Examples of entrepreneurs going in mala fide to great success abound in our world. For example, take the infamous music video “Friday” that went viral two weeks ago:

Everyone agrees that there’s nothing redeeming about this video. The first time I watched it, I had to stop around the 1:30 mark, Rebecca Black’s droning and the awful lyrics were so grating to my ears. Hell, the part at 2:06 with the strobe light notebook gave me meningitis seizure flashbacks. What sort of moron would give this nauseating wench a microphone, let alone an entire music video?

Turns out that “Friday” was produced by the record label Ark Music Factory, whose business model revolves around bilking the rich parents of snotty suburban brats out of their hard-earned cash. For a mere $2,000, Ark will write a song for your little pumpkin, film a music video starring her, and then Auto-Tune the shit out of her voice to make her sound like a tone-deaf robot. It’s the brainchild of Patrice Wilson and Clarence Jay, the two black guys seen from 0:30 – 1:00 of this video:

I simultaneously want to punch those guys and buy them beers. The punch is for inflicting talentless munchkins like CJ Fam on the world, making my eardrums bleed with their bullfrog-like throat noises masquerading as genuine music. The beers are for discovering a way to make easy money off of wealthy idiots who spoil their lazy kids. I can’t think of a demographic who so richly deserves to be dicked over in the most insulting way possible. And our two captains of conning literally filmed themselves in that video laughing and smiling over their cleverness.

Or take this story that Chic Noir tipped me off to about a American who fled to Canada to avoid having to pay off his onerous student loan debt:

Bottom line – there are many, many people who, like me, feel they have done the right thing all of their lives.  We went to school, studied hard, started at the bottom and worked crap jobs for starvation wages.  We did this all in exchange for the promise of a better life down the road.  Those promises have turned out to be empty.  We now have nothing to show for it but massive amounts of debt with little to no hope of ever repaying.  We don’t even have access to basic, affordable health care!  Since they haven’t held up their end of the bargain, I don’t see why I can’t opt out of holding up mine.

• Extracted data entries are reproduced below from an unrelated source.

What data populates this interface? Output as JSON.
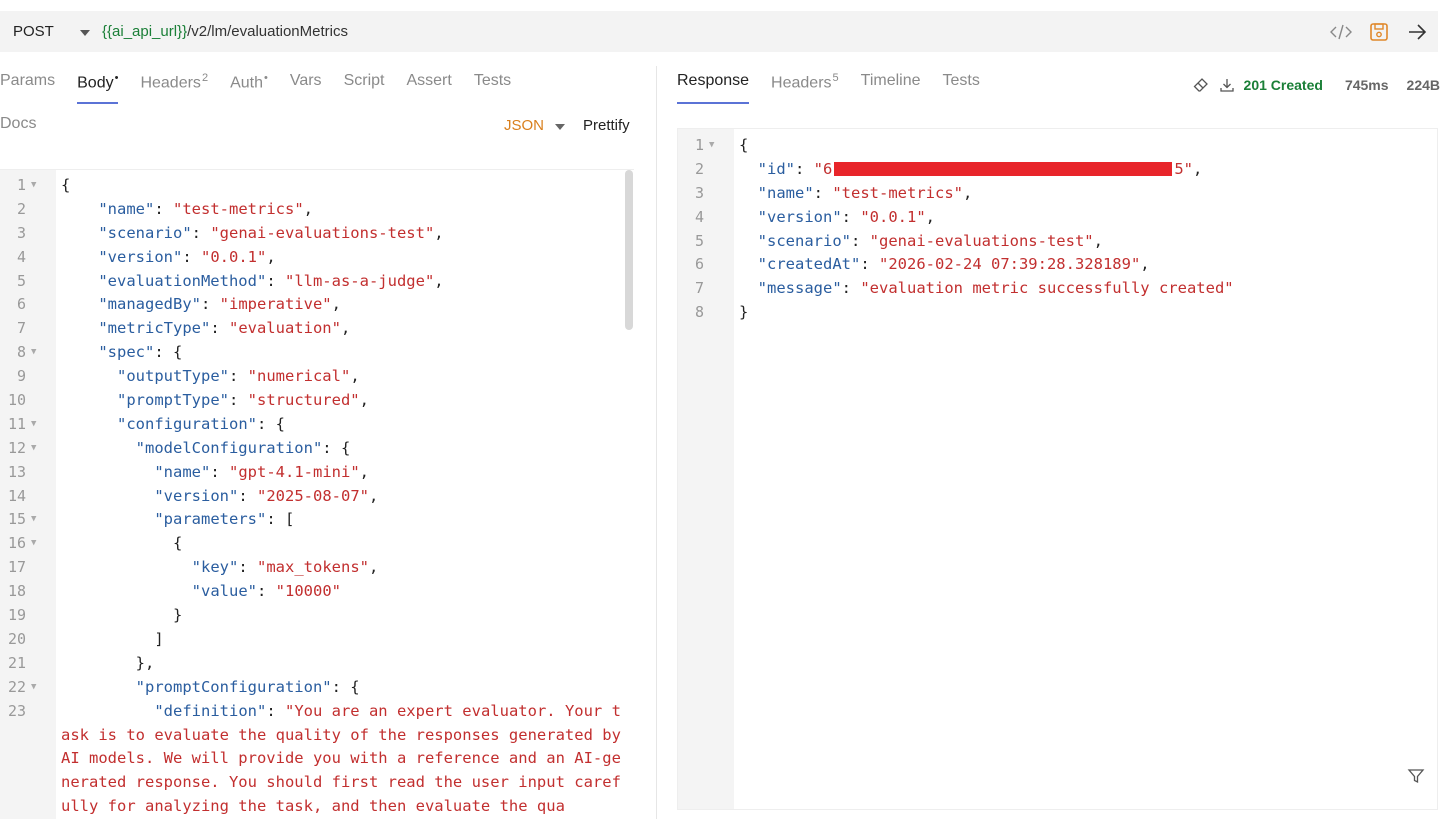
{
  "request": {
    "method": "POST",
    "url_var": "{{ai_api_url}}",
    "url_path": "/v2/lm/evaluationMetrics"
  },
  "left_tabs": [
    {
      "label": "Params",
      "active": false,
      "badge": ""
    },
    {
      "label": "Body",
      "active": true,
      "badge": "•"
    },
    {
      "label": "Headers",
      "active": false,
      "badge": "2"
    },
    {
      "label": "Auth",
      "active": false,
      "badge": "•"
    },
    {
      "label": "Vars",
      "active": false,
      "badge": ""
    },
    {
      "label": "Script",
      "active": false,
      "badge": ""
    },
    {
      "label": "Assert",
      "active": false,
      "badge": ""
    },
    {
      "label": "Tests",
      "active": false,
      "badge": ""
    }
  ],
  "docs_label": "Docs",
  "body_mode": "JSON",
  "prettify_label": "Prettify",
  "request_body": {
    "lines": [
      {
        "n": "1",
        "fold": true,
        "t": [
          [
            "p",
            "{"
          ]
        ]
      },
      {
        "n": "2",
        "fold": false,
        "t": [
          [
            "p",
            "    "
          ],
          [
            "k",
            "\"name\""
          ],
          [
            "p",
            ": "
          ],
          [
            "s",
            "\"test-metrics\""
          ],
          [
            "p",
            ","
          ]
        ]
      },
      {
        "n": "3",
        "fold": false,
        "t": [
          [
            "p",
            "    "
          ],
          [
            "k",
            "\"scenario\""
          ],
          [
            "p",
            ": "
          ],
          [
            "s",
            "\"genai-evaluations-test\""
          ],
          [
            "p",
            ","
          ]
        ]
      },
      {
        "n": "4",
        "fold": false,
        "t": [
          [
            "p",
            "    "
          ],
          [
            "k",
            "\"version\""
          ],
          [
            "p",
            ": "
          ],
          [
            "s",
            "\"0.0.1\""
          ],
          [
            "p",
            ","
          ]
        ]
      },
      {
        "n": "5",
        "fold": false,
        "t": [
          [
            "p",
            "    "
          ],
          [
            "k",
            "\"evaluationMethod\""
          ],
          [
            "p",
            ": "
          ],
          [
            "s",
            "\"llm-as-a-judge\""
          ],
          [
            "p",
            ","
          ]
        ]
      },
      {
        "n": "6",
        "fold": false,
        "t": [
          [
            "p",
            "    "
          ],
          [
            "k",
            "\"managedBy\""
          ],
          [
            "p",
            ": "
          ],
          [
            "s",
            "\"imperative\""
          ],
          [
            "p",
            ","
          ]
        ]
      },
      {
        "n": "7",
        "fold": false,
        "t": [
          [
            "p",
            "    "
          ],
          [
            "k",
            "\"metricType\""
          ],
          [
            "p",
            ": "
          ],
          [
            "s",
            "\"evaluation\""
          ],
          [
            "p",
            ","
          ]
        ]
      },
      {
        "n": "8",
        "fold": true,
        "t": [
          [
            "p",
            "    "
          ],
          [
            "k",
            "\"spec\""
          ],
          [
            "p",
            ": {"
          ]
        ]
      },
      {
        "n": "9",
        "fold": false,
        "t": [
          [
            "p",
            "      "
          ],
          [
            "k",
            "\"outputType\""
          ],
          [
            "p",
            ": "
          ],
          [
            "s",
            "\"numerical\""
          ],
          [
            "p",
            ","
          ]
        ]
      },
      {
        "n": "10",
        "fold": false,
        "t": [
          [
            "p",
            "      "
          ],
          [
            "k",
            "\"promptType\""
          ],
          [
            "p",
            ": "
          ],
          [
            "s",
            "\"structured\""
          ],
          [
            "p",
            ","
          ]
        ]
      },
      {
        "n": "11",
        "fold": true,
        "t": [
          [
            "p",
            "      "
          ],
          [
            "k",
            "\"configuration\""
          ],
          [
            "p",
            ": {"
          ]
        ]
      },
      {
        "n": "12",
        "fold": true,
        "t": [
          [
            "p",
            "        "
          ],
          [
            "k",
            "\"modelConfiguration\""
          ],
          [
            "p",
            ": {"
          ]
        ]
      },
      {
        "n": "13",
        "fold": false,
        "t": [
          [
            "p",
            "          "
          ],
          [
            "k",
            "\"name\""
          ],
          [
            "p",
            ": "
          ],
          [
            "s",
            "\"gpt-4.1-mini\""
          ],
          [
            "p",
            ","
          ]
        ]
      },
      {
        "n": "14",
        "fold": false,
        "t": [
          [
            "p",
            "          "
          ],
          [
            "k",
            "\"version\""
          ],
          [
            "p",
            ": "
          ],
          [
            "s",
            "\"2025-08-07\""
          ],
          [
            "p",
            ","
          ]
        ]
      },
      {
        "n": "15",
        "fold": true,
        "t": [
          [
            "p",
            "          "
          ],
          [
            "k",
            "\"parameters\""
          ],
          [
            "p",
            ": ["
          ]
        ]
      },
      {
        "n": "16",
        "fold": true,
        "t": [
          [
            "p",
            "            {"
          ]
        ]
      },
      {
        "n": "17",
        "fold": false,
        "t": [
          [
            "p",
            "              "
          ],
          [
            "k",
            "\"key\""
          ],
          [
            "p",
            ": "
          ],
          [
            "s",
            "\"max_tokens\""
          ],
          [
            "p",
            ","
          ]
        ]
      },
      {
        "n": "18",
        "fold": false,
        "t": [
          [
            "p",
            "              "
          ],
          [
            "k",
            "\"value\""
          ],
          [
            "p",
            ": "
          ],
          [
            "s",
            "\"10000\""
          ]
        ]
      },
      {
        "n": "19",
        "fold": false,
        "t": [
          [
            "p",
            "            }"
          ]
        ]
      },
      {
        "n": "20",
        "fold": false,
        "t": [
          [
            "p",
            "          ]"
          ]
        ]
      },
      {
        "n": "21",
        "fold": false,
        "t": [
          [
            "p",
            "        },"
          ]
        ]
      },
      {
        "n": "22",
        "fold": true,
        "t": [
          [
            "p",
            "        "
          ],
          [
            "k",
            "\"promptConfiguration\""
          ],
          [
            "p",
            ": {"
          ]
        ]
      },
      {
        "n": "23",
        "fold": false,
        "t": [
          [
            "p",
            "          "
          ],
          [
            "k",
            "\"definition\""
          ],
          [
            "p",
            ": "
          ],
          [
            "s",
            "\"You are an expert evaluator. Your task is to evaluate the quality of the responses generated by AI models. We will provide you with a reference and an AI-generated response. You should first read the user input carefully for analyzing the task, and then evaluate the qua"
          ]
        ]
      }
    ]
  },
  "right_tabs": [
    {
      "label": "Response",
      "active": true,
      "badge": ""
    },
    {
      "label": "Headers",
      "active": false,
      "badge": "5"
    },
    {
      "label": "Timeline",
      "active": false,
      "badge": ""
    },
    {
      "label": "Tests",
      "active": false,
      "badge": ""
    }
  ],
  "response_status": {
    "status": "201 Created",
    "time": "745ms",
    "size": "224B",
    "status_color": "#1a7f37"
  },
  "response_body": {
    "id_start": "6",
    "id_end": "5",
    "lines": [
      {
        "n": "1",
        "fold": true,
        "t": [
          [
            "p",
            "{"
          ]
        ]
      },
      {
        "n": "3",
        "fold": false,
        "t": [
          [
            "p",
            "  "
          ],
          [
            "k",
            "\"name\""
          ],
          [
            "p",
            ": "
          ],
          [
            "s",
            "\"test-metrics\""
          ],
          [
            "p",
            ","
          ]
        ]
      },
      {
        "n": "4",
        "fold": false,
        "t": [
          [
            "p",
            "  "
          ],
          [
            "k",
            "\"version\""
          ],
          [
            "p",
            ": "
          ],
          [
            "s",
            "\"0.0.1\""
          ],
          [
            "p",
            ","
          ]
        ]
      },
      {
        "n": "5",
        "fold": false,
        "t": [
          [
            "p",
            "  "
          ],
          [
            "k",
            "\"scenario\""
          ],
          [
            "p",
            ": "
          ],
          [
            "s",
            "\"genai-evaluations-test\""
          ],
          [
            "p",
            ","
          ]
        ]
      },
      {
        "n": "6",
        "fold": false,
        "t": [
          [
            "p",
            "  "
          ],
          [
            "k",
            "\"createdAt\""
          ],
          [
            "p",
            ": "
          ],
          [
            "s",
            "\"2026-02-24 07:39:28.328189\""
          ],
          [
            "p",
            ","
          ]
        ]
      },
      {
        "n": "7",
        "fold": false,
        "t": [
          [
            "p",
            "  "
          ],
          [
            "k",
            "\"message\""
          ],
          [
            "p",
            ": "
          ],
          [
            "s",
            "\"evaluation metric successfully created\""
          ]
        ]
      },
      {
        "n": "8",
        "fold": false,
        "t": [
          [
            "p",
            "}"
          ]
        ]
      }
    ]
  },
  "icons": [
    "code-icon",
    "save-icon",
    "send-arrow-icon",
    "eraser-icon",
    "download-icon",
    "filter-icon"
  ]
}
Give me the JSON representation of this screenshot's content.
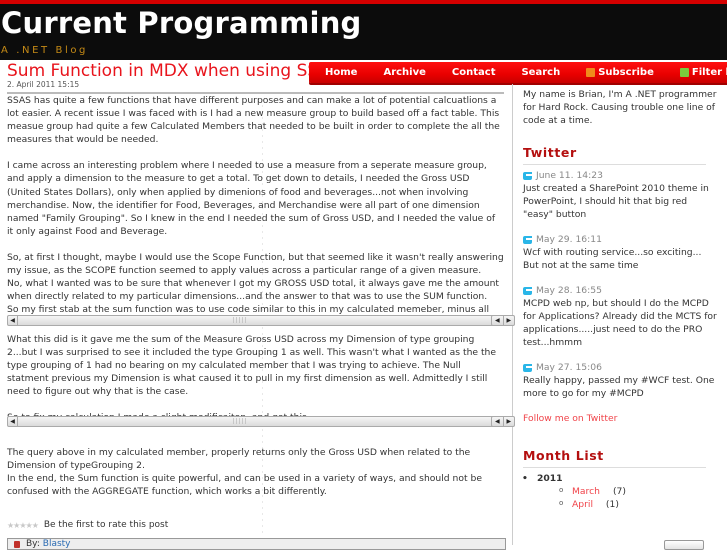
{
  "header": {
    "site_title": "Current Programming",
    "tagline": "A .NET Blog"
  },
  "nav": {
    "items": [
      {
        "label": "Home",
        "icon": null
      },
      {
        "label": "Archive",
        "icon": null
      },
      {
        "label": "Contact",
        "icon": null
      },
      {
        "label": "Search",
        "icon": null
      },
      {
        "label": "Subscribe",
        "icon": "rss-icon"
      },
      {
        "label": "Filter by APML",
        "icon": "apml-icon"
      }
    ]
  },
  "post": {
    "title": "Sum Function in MDX when using SSAS",
    "date": "2. April 2011 15:15",
    "paragraphs": [
      "SSAS has quite a few functions that have different purposes and can make a lot of potential calcuatlions a lot easier.  A recent issue I was faced with is I had a new measure group to build based off a fact table.  This measue group had quite a few Calculated Members that needed to be built in order to complete the all the measures that would be needed.",
      "I came across an interesting problem where I needed to use a measure from a seperate measure group, and apply a dimension to the measure to get a total. To get down to details, I needed the Gross USD (United States Dollars), only when applied by dimenions of food and beverages...not when involving merchandise.   Now, the identifier for Food, Beverages, and Merchandise were all part of one dimension named \"Family Grouping\".  So I knew in the end I needed the sum of Gross USD, and I needed the value of it only against Food and Beverage.",
      "So, at first I thought, maybe I would use the Scope Function, but that seemed like it wasn't really answering my issue, as the SCOPE function seemed to apply values across a particular range of a given measure.",
      "No, what I wanted was to be sure that whenever I got my GROSS USD total, it always gave me the amount when directly related to my particular dimensions...and the answer to that was to use the SUM function.",
      "So my first stab at the sum function was to use code similar to this in my calculated memeber, minus all the other \"who-ha\".",
      "What this did is it gave me the sum of the Measure Gross USD across my Dimension of type grouping 2...but I was surprised to see it included the type Grouping 1 as well.  This wasn't what I wanted as the the type grouping of 1 had no bearing on my calculated member that I was trying to achieve.  The Null statment previous my Dimension is what caused it to pull in my first dimension as well.  Admittedly I still need to figure out why that is the case.",
      "So to fix my calculation I made a slight modificaiton, and got this.",
      "The query above in my calculated member, properly returns only the Gross USD when related to the Dimension of typeGrouping 2.",
      "In the end, the Sum function is quite powerful, and can be used in a variety of ways, and should not be confused with the AGGREGATE function, which works a bit differently."
    ],
    "rating_text": "Be the first to rate this post",
    "rating_value": 0,
    "rating_max": 5,
    "author_prefix": "By:",
    "author_name": "Blasty"
  },
  "sidebar": {
    "about": "My name is Brian, I'm A .NET programmer for Hard Rock. Causing trouble one line of code at a time.",
    "twitter": {
      "title": "Twitter",
      "tweets": [
        {
          "date": "June 11. 14:23",
          "text": "Just created a SharePoint 2010 theme in PowerPoint, I should hit that big red \"easy\" button"
        },
        {
          "date": "May 29. 16:11",
          "text": "Wcf with routing service...so exciting... But not at the same time"
        },
        {
          "date": "May 28. 16:55",
          "text": "MCPD web np, but should I do the MCPD for Applications? Already did the MCTS for applications.....just need to do the PRO test...hmmm"
        },
        {
          "date": "May 27. 15:06",
          "text": "Really happy, passed my #WCF test. One more to go for my #MCPD"
        }
      ],
      "follow_link": "Follow me on Twitter"
    },
    "month_list": {
      "title": "Month List",
      "years": [
        {
          "year": "2011",
          "months": [
            {
              "name": "March",
              "count": "(7)"
            },
            {
              "name": "April",
              "count": "(1)"
            }
          ]
        }
      ]
    }
  },
  "colors": {
    "accent_red": "#e8141c",
    "nav_red": "#e80000",
    "widget_title": "#b40f0f",
    "tagline": "#c58a16",
    "link": "#f0444a"
  }
}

“But but welching on your debts is immoral and unmanly!” Fuck you, wage-slave! Fuck you and your masters with a rusty pitchfork! The student loan scam is highway robbery, and anyone who kicks those assholes in the nads is doing the right thing.

In a corrupt world divided between suckers and those who do the suckering, your only duty is to yourself and your kin. You can choose the sucker’s path, the normal path, the path your parents and friends and co-workers took. Or you can break free, flip the bird to convention and do what YOU want, on your own terms and nobody else’s. Freedom is within your grasp; you just have to reach out and take it.

In the meantime, if you want fuel for your dreams, The 4-Hour Workweek is a must buy.